In 1973, Quino interrupted the publication of ‘’Mafalda’’ strips. Since then, Mafalda has occasionally appeared on journal strips or as the witness of some non – profit campaigns such as UNICEF’s in 1976.
One of the most beautiful features of ‘’Mafalda’’ is the possibility of reading it at different stages in life. The reading experience will always be different: a child will simply enjoy the story, a young adult will see the force of change and rebellion in its main character, an adult will look at Mafalda with nostalgic eyes.

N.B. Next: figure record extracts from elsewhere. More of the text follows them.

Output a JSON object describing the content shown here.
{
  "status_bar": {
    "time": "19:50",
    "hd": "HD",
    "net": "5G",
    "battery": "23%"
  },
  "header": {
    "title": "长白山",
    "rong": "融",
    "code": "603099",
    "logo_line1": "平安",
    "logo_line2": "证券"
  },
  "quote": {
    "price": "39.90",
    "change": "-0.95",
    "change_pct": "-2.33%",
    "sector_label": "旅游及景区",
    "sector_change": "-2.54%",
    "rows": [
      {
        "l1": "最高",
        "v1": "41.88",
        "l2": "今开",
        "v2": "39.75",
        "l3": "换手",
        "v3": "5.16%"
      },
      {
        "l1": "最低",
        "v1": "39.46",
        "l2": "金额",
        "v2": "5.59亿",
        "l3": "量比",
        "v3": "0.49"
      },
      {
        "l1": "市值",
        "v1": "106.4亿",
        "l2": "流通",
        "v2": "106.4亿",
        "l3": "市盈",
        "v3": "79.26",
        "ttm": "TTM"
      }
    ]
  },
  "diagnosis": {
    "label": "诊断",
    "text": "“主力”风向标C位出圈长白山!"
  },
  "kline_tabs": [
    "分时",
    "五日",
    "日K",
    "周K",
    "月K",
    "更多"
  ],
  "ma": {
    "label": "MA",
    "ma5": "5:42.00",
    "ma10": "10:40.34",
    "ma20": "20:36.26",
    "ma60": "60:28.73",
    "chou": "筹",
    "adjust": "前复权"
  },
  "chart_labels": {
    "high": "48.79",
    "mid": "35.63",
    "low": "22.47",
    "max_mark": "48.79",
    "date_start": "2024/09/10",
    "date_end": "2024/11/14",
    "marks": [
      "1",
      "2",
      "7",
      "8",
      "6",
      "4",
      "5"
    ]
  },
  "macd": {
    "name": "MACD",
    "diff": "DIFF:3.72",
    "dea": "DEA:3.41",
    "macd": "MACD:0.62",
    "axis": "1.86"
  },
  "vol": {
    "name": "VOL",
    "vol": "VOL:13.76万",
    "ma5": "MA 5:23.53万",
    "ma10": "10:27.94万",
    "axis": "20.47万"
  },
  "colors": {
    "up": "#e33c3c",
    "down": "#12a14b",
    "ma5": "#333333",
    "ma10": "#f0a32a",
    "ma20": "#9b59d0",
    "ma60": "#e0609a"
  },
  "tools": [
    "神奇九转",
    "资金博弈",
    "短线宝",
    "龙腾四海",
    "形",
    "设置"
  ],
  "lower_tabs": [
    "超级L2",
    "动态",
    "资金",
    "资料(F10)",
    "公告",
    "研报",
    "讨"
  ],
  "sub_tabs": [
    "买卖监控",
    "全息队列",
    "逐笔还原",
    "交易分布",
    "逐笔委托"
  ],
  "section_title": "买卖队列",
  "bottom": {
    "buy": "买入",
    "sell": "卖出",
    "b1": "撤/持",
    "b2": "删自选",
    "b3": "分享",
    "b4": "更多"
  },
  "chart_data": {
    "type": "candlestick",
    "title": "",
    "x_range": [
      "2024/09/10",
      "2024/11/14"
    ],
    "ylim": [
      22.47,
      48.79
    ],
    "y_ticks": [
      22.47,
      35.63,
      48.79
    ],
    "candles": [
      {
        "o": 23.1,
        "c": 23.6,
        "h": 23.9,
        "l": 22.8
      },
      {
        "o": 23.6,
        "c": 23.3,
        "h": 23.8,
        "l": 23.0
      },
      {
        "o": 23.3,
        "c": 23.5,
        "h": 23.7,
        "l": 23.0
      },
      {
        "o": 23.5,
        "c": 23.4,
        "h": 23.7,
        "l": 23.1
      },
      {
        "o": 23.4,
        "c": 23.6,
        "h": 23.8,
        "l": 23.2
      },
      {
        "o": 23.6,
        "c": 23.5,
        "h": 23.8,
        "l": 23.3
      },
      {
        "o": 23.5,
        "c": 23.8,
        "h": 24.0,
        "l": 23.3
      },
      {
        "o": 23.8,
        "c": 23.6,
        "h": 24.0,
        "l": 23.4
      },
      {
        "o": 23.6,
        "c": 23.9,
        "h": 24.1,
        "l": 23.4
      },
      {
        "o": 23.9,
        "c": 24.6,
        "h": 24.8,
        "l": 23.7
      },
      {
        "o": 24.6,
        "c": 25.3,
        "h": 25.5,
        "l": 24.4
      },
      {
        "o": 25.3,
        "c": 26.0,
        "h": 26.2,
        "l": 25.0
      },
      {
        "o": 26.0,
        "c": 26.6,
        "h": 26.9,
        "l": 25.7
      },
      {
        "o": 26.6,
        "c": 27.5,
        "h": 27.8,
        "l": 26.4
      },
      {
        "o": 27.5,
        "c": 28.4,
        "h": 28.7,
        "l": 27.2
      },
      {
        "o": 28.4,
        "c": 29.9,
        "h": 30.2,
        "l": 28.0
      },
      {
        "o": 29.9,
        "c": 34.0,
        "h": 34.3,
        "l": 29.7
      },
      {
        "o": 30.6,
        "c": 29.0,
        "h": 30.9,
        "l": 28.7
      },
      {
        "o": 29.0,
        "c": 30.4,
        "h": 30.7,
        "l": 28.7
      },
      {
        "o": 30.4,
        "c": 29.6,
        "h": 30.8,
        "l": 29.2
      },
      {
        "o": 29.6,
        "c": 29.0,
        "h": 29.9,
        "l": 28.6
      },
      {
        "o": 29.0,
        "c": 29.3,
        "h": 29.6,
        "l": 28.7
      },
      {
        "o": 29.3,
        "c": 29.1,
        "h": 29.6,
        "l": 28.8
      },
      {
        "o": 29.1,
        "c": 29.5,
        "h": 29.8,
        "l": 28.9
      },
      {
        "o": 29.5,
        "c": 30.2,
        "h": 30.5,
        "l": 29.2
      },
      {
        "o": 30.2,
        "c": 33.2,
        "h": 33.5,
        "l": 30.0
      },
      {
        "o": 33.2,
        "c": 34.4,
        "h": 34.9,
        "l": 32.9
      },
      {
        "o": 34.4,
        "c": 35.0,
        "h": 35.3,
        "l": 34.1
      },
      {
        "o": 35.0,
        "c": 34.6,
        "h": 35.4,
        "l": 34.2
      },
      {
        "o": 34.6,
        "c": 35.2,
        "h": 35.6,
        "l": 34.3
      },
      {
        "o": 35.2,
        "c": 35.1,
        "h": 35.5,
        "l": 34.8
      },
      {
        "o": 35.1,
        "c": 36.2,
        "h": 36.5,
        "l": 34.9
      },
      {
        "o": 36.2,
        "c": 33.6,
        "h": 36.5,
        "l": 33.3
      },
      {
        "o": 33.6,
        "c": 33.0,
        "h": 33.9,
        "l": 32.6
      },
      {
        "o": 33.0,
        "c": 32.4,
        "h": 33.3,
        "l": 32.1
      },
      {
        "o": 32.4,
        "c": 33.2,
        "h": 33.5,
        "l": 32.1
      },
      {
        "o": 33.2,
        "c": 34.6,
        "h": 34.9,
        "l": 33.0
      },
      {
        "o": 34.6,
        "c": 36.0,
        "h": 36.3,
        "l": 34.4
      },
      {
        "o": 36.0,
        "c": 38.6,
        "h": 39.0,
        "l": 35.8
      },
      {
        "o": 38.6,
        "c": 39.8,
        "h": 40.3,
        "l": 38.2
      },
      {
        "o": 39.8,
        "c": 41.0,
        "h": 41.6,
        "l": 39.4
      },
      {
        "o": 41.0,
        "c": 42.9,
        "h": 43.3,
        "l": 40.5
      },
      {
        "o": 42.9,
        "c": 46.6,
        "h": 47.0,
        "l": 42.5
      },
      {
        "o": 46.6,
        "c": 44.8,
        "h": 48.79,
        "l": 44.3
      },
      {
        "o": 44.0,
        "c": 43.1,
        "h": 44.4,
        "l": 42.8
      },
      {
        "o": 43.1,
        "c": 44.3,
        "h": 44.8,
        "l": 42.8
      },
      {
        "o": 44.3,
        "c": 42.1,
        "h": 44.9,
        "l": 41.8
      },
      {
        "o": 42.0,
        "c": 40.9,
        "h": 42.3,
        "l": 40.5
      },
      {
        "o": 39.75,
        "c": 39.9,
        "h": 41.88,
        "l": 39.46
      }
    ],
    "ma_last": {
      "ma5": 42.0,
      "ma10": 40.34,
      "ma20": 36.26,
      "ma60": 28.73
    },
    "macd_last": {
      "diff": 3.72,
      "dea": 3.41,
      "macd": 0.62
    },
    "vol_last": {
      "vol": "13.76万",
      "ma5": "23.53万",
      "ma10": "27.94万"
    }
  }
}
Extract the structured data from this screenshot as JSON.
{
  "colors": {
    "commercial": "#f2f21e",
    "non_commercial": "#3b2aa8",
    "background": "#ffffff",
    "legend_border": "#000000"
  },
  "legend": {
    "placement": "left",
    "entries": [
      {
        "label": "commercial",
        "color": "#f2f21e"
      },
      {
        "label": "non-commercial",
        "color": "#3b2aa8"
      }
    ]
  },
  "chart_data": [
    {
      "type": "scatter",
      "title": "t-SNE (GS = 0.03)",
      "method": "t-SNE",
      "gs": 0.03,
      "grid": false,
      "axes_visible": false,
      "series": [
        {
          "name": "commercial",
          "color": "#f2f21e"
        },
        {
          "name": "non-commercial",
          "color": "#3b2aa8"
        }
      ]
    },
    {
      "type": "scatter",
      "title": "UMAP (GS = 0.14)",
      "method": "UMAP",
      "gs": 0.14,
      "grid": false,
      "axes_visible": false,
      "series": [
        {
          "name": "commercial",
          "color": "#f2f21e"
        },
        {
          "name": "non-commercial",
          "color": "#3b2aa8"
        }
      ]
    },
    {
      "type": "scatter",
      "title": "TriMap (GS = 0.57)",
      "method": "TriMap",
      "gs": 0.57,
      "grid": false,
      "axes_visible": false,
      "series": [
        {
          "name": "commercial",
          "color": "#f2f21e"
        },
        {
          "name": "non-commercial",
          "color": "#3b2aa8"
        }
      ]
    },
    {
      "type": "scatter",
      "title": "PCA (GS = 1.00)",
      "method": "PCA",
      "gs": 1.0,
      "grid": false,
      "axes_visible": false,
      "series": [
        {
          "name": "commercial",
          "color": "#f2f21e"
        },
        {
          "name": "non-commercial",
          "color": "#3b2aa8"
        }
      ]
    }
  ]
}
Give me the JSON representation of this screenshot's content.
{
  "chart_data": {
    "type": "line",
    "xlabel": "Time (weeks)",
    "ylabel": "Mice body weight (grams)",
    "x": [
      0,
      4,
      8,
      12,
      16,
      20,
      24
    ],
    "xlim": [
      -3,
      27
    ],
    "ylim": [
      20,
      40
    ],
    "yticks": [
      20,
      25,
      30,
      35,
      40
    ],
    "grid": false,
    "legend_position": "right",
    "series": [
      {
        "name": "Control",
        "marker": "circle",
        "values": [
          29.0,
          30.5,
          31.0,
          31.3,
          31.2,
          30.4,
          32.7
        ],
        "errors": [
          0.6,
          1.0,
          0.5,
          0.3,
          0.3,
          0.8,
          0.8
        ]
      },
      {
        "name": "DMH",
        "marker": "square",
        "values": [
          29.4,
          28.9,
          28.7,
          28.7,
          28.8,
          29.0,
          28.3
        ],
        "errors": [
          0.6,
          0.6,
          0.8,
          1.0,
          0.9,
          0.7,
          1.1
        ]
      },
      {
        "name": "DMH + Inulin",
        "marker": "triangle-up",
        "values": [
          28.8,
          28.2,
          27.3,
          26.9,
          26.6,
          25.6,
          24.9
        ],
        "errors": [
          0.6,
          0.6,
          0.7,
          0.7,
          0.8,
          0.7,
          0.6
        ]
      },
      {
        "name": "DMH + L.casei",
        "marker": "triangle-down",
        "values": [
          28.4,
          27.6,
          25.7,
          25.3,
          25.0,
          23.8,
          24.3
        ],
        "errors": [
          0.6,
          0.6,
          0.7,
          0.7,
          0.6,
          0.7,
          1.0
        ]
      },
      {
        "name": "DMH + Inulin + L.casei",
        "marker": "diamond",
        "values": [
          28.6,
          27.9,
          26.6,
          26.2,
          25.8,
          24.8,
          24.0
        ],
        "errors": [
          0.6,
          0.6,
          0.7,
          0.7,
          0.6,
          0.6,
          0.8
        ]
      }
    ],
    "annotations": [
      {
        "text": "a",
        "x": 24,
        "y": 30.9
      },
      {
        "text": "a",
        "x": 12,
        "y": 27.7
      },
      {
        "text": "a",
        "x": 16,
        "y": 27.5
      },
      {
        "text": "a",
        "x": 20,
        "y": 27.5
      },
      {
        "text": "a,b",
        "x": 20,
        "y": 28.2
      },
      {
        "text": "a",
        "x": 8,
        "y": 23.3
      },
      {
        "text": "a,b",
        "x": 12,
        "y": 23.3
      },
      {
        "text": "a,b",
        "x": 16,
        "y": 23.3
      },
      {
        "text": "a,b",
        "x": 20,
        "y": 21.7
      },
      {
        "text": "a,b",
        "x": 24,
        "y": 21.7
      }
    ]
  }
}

In ‘’De Cerca’’, Quino said that ‘’many people continue to read Mafalda because they are nostalgic of that time, characterized by the revolutionary ideals of the generation of 68’’. This is certainly true, but Mafalda is more than a symbol of that generation and those ideals, which are the product of a very different young generation and world than those today. In the end, what Mafalda will always remind us of, is to never stop thinking critically, to question our world, to overcome the boundaries of our ‘’small garden’’. This is why Mafalda is still alive and Quino’s strips should be preserved and read to the following generations.
- Foreword of ‘’Mafalda la contestataria’’, Umberto Eco, first Italian edition of Mafalda, ed. Bompiani, 1969.